⏳ Il tempo che divora, il tempo che trasforma
Una delle pitture Neoclassiche più intense e drammatiche di Francisco Goya è “Cronos che divora i suoi figli” realizzato nel 1823 ed oggi conservato al museo El Prado di Madrid. In qualche modo rappresentail tempo che tutto consuma, inesorabilmente. Un’immagine dai toni oscuri che narra la paura di Cronos di essere spodestato dai figli, e per questo li divora. Ma sua moglie Rea ne salva uno, Zeus, che diventerà il re dell’Olimpo, portatore di ordine e saggezza.

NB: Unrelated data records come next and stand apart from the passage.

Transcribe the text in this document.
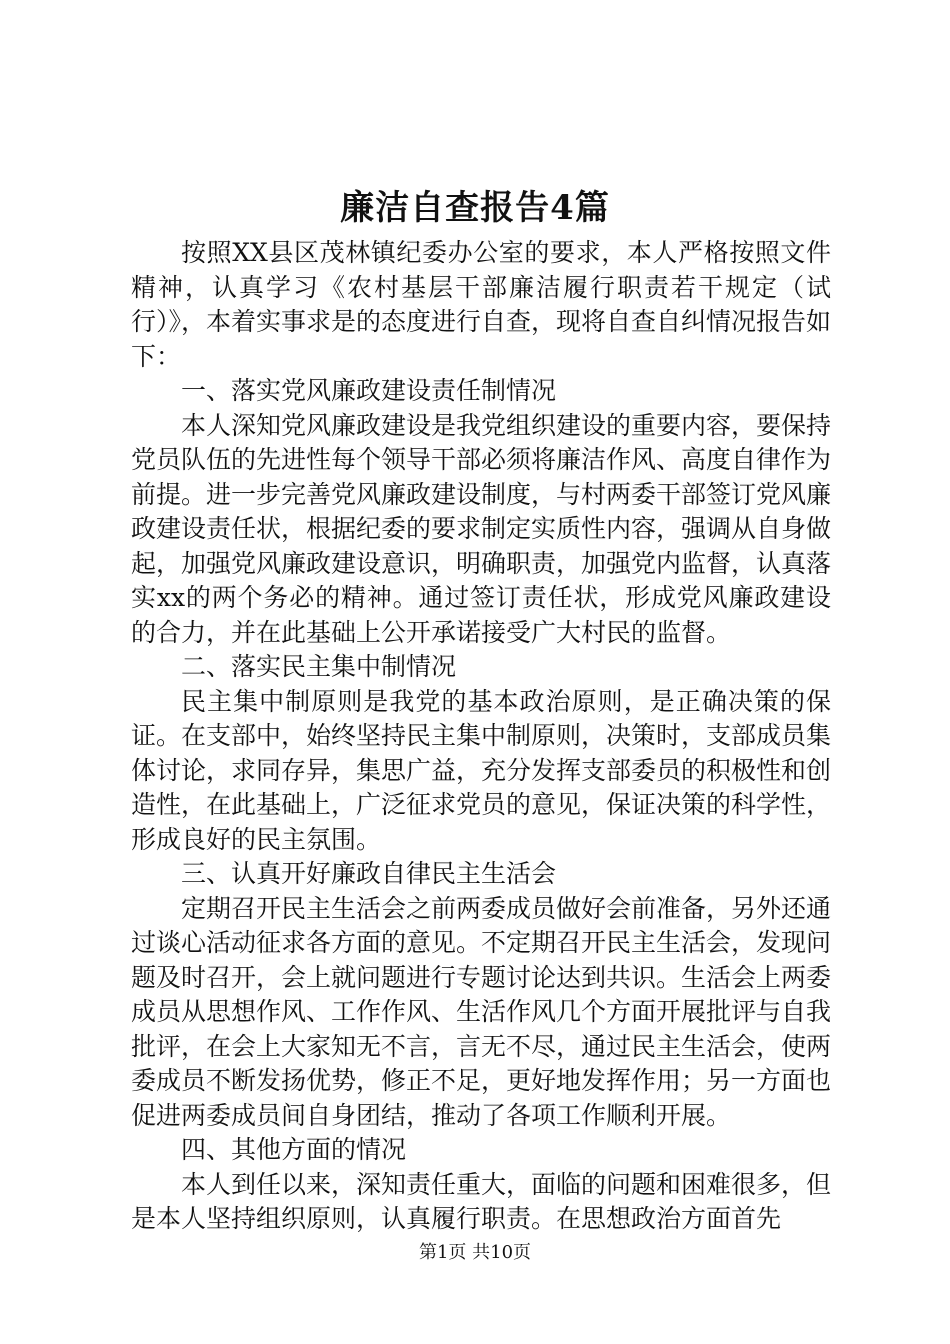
廉洁自查报告4篇

按照XX县区茂林镇纪委办公室的要求，本人严格按照文件精神，认真学习《农村基层干部廉洁履行职责若干规定（试行）》，本着实事求是的态度进行自查，现将自查自纠情况报告如下：

一、落实党风廉政建设责任制情况

本人深知党风廉政建设是我党组织建设的重要内容，要保持党员队伍的先进性每个领导干部必须将廉洁作风、高度自律作为前提。进一步完善党风廉政建设制度，与村两委干部签订党风廉政建设责任状，根据纪委的要求制定实质性内容，强调从自身做起，加强党风廉政建设意识，明确职责，加强党内监督，认真落实xx的两个务必的精神。通过签订责任状，形成党风廉政建设的合力，并在此基础上公开承诺接受广大村民的监督。

二、落实民主集中制情况

民主集中制原则是我党的基本政治原则，是正确决策的保证。在支部中，始终坚持民主集中制原则，决策时，支部成员集体讨论，求同存异，集思广益，充分发挥支部委员的积极性和创造性，在此基础上，广泛征求党员的意见，保证决策的科学性，形成良好的民主氛围。

三、认真开好廉政自律民主生活会

定期召开民主生活会之前两委成员做好会前准备，另外还通过谈心活动征求各方面的意见。不定期召开民主生活会，发现问题及时召开，会上就问题进行专题讨论达到共识。生活会上两委成员从思想作风、工作作风、生活作风几个方面开展批评与自我批评，在会上大家知无不言，言无不尽，通过民主生活会，使两委成员不断发扬优势，修正不足，更好地发挥作用；另一方面也促进两委成员间自身团结，推动了各项工作顺利开展。

四、其他方面的情况

本人到任以来，深知责任重大，面临的问题和困难很多，但是本人坚持组织原则，认真履行职责。在思想政治方面首先

第1页 共10页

La vecchiaia come rivelazione
L’istante eterno della bellezza
Mutamento, memoria, percezione
Ma il tempo passa, inesorabilmente, e tutto cambia. Spesso cerchiamo, dopo molti anni, l’ideale perso nel tempo, il ricordo, immagini sbiadite di un passato lontano. I corpi cambiano, forse anche le nostre liturgie, apparentemente immutate. L’arte ha tentato di rappresentare questo inevitabile processo che è parte della vita stessa.Le foto che conserviamo, sono un tentativo di restare quello che eravamo, ma la realtà scava i nostri volti.
Cambiano gli scenari politici, sociali, economici, culturali. C’è un oscillare di forme, una modellazione permanete dell’ambiente che ci circonda. Forse l’illusione che qualcosa è eterna, come la natura, le stelle, i valori. Non è così, tutto cambia, dipende solo dalla velocità del cambiamento e quindi dalla nostra percezione.

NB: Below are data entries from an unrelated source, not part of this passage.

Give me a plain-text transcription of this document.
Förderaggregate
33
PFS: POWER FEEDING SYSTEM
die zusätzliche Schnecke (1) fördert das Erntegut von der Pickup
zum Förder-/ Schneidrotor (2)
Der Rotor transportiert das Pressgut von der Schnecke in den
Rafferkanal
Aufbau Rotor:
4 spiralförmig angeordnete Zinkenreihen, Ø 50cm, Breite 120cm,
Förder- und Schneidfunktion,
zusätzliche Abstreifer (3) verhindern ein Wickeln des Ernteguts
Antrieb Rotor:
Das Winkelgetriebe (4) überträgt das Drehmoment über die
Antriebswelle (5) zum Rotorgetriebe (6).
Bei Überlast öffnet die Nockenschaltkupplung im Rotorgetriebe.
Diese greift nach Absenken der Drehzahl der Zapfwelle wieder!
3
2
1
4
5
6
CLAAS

⚡ Zeus e il passaggio delle ere
Zeus, sfugge al suo destino. Salvato dalla madre, nascosto in un’isola, riscatta il cosmo riportando ordine. Definisce una nuova era. Costruisce l’Olimpo, imprigiona i Titani, accoglie le infinite sfumature dell’animo umano (qualche volta si diletta in altre faccende amorose). Rimane irrisolta la questione del trapasso, da un tempo all’altro. Siamo e saremo, siamo stati e non saremo più. Viviamo infiniti passaggi, da un tempo all’altro. Forse dovremmo scandire il tempo con le cose che facciamo, con i progetti che realizziamo, con le opere che costruiamo. Non tanto con il calendario lineare ma con un programma di vita circolare.
️ Tempo e consapevolezza
Il tempo è il tema di questa mattina, il tempo che passa. Che trasforma le cose, che modifica le prospettive, una lezione di vita. Ogni tanto, sentiamo la necessità di fermarci per riflettere: cosa eravamo, cosa siamo, cosa diventeremo. Lo facciamo in particolari momenti della vita, quando nasce qualcuno, quando muore, spesso quando celebriamo il compleanno, quando restiamo soli, sommersi dagli auguri di amici e conoscenti. Nell’istante in cui pensiamo alla nostra vita, ripercorriamo ogni momento, come quando si rivede un film.
Quale è il senso di questo ricordare? Malinconia? La consapevolezza che siamo diversi?
️ Fissità e movimento
L’arte prova a raccontarlo, spesso nei monumenti funebri, luoghi dove tutto è fissato per sempre, dove nulla ha inizio e fine ma solo fissità. Ma infatti quella è la morte, la fissità è portatrice di rigidezza funeraria. Noi siamo mobili, leggeri, mutanti. Siamo il sentiero e i passi, siamo le foglie parlanti che fluttuano nell’aria. Siamo consapevolezza in movimento.
La bellezza delle rughe
Mi piace pensare che esistono tante forme di bellezza, c’è quella che l’arte ha sempre celebrato e c’è quella delle rughe, della vecchiaia, come Giorgione ci rappresenta. Un vecchio saggio (D’Inessa) disse una volta, “sarò vecchio quando non progetterò il futuro”. Quando non vedrò un orizzonte, quando non avrò voglia di rimettermi in discussione. Quando penserò che tutto è immutabile. E non sarò giovane per questo ma semplicemente un uomo che compie il suo destino.
Panta Rhei
Forse Eraclito più che Epicuro, con il suo Panta Rhei, governato dal logos, è più coerente alle riflessioni precedenti. La bellezza del mutamento perpetuo fino a separare gli atomi – ancora una volta – per trovare nuove forme di vita. La caducità come condizione umana e cosmica. Non come deperimento ma come cambiamento. L’arte ha fissato gli istanti, non come modelli ma come situazioni, come archetipi della percezione di se. Cartoline da guardare in eterno, per capire chi siamo. Come non commuoversi alla visione della Venere Callapigia conservata al Museo Archeologico di Napoli?